It has crashed big 3 times, 1929,1987 and 2000.
Your sample only includes about 100 years - less than two lifetimes - of a single nation's stock market and you happen to have picked a stock market that has performed extremely well compared to others in place and time.
You're straight up ignoring the sample points that would show the historical performance of the U.S. market is an outlier. For instance - like I said, anyone invested in the Japanese stock market 25 years ago is not half recovered yet.
My contention isn't that it will go away, but that assuming it will post at least X gains over the next 30 years because it has done so in the past is wrong.
Yes. One of the curious effects of a recession is that many people lose their jobs and
can't stay in the market. They have to cash in part or all of their retirement accounts early. This further drives down equity prices.
I'm very glad you brought this point up because it helps me make my point.
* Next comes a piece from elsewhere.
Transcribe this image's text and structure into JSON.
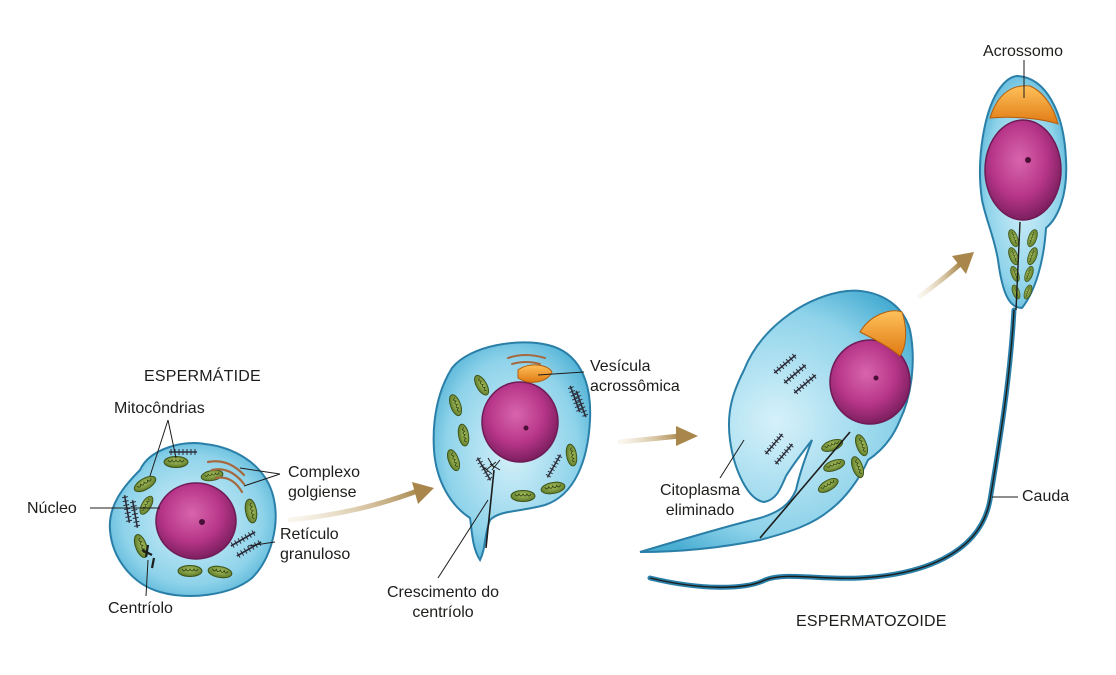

We can look at, say, the period 1928-1958, and say that since the total return (dividends included) was 10 X over that period, the market return ~8% and all was good in the end. But we ignore the fact that real investors are selling their portfolios all throughout 1929-33 because they have to eat. So they have bought in 1928 on the high side and out of necessity sold at a lower price in late 29 and the early 30's. Throughout much of the 30's stocks would have been a good deal - but no one had any money to actually buy them (that's WHY they are a good deal).
Let's look at a more practical case -
you invest $144 in the market in 1928.
The market crashes, you lose your job, and in 1932 you have to sell the investment for $51 and you spend the money on necessities. Then for the next several years you are poor and can't afford to make an investment. The war comes, you get drafted, you get paid, and in 1943 you invest $51 in the stock market. By 1958 that investment is worth $600. 600/144 isn't that much over 30 years.
This is why the average person saving for retirement NEVER does as good as the stock market over 30 year periods. People have more to save for retirement when the economy is booming and stocks are expensive and less to save when the economy is in recession and stocks are cheap - the real average person investing for retirement will never do as well as the indexes.
IN THE PAST you would. Your claiming to predict the future. I'm fine with that - but your basis for doing so is very shaky. You are essentially claiming that because the U.S. stock market has performed so well in the past over long periods - it will continue to do so in the future. You ignore all other stock markets.
In the market you would get 3 times or more that amount, even with stock crashes, because the market always makes a come back.
You mean in the market you "would
have". We can't retire based on the market returns of the past.
Your attitude, unfortunately, is very common. You honestly believe you can divine the future of the stock market based on the past returns of a 100 year period in the U.S. alone. The fact this believe is commonly held is all the more reason it would be a piss poor idea to put SS funds into the stock market.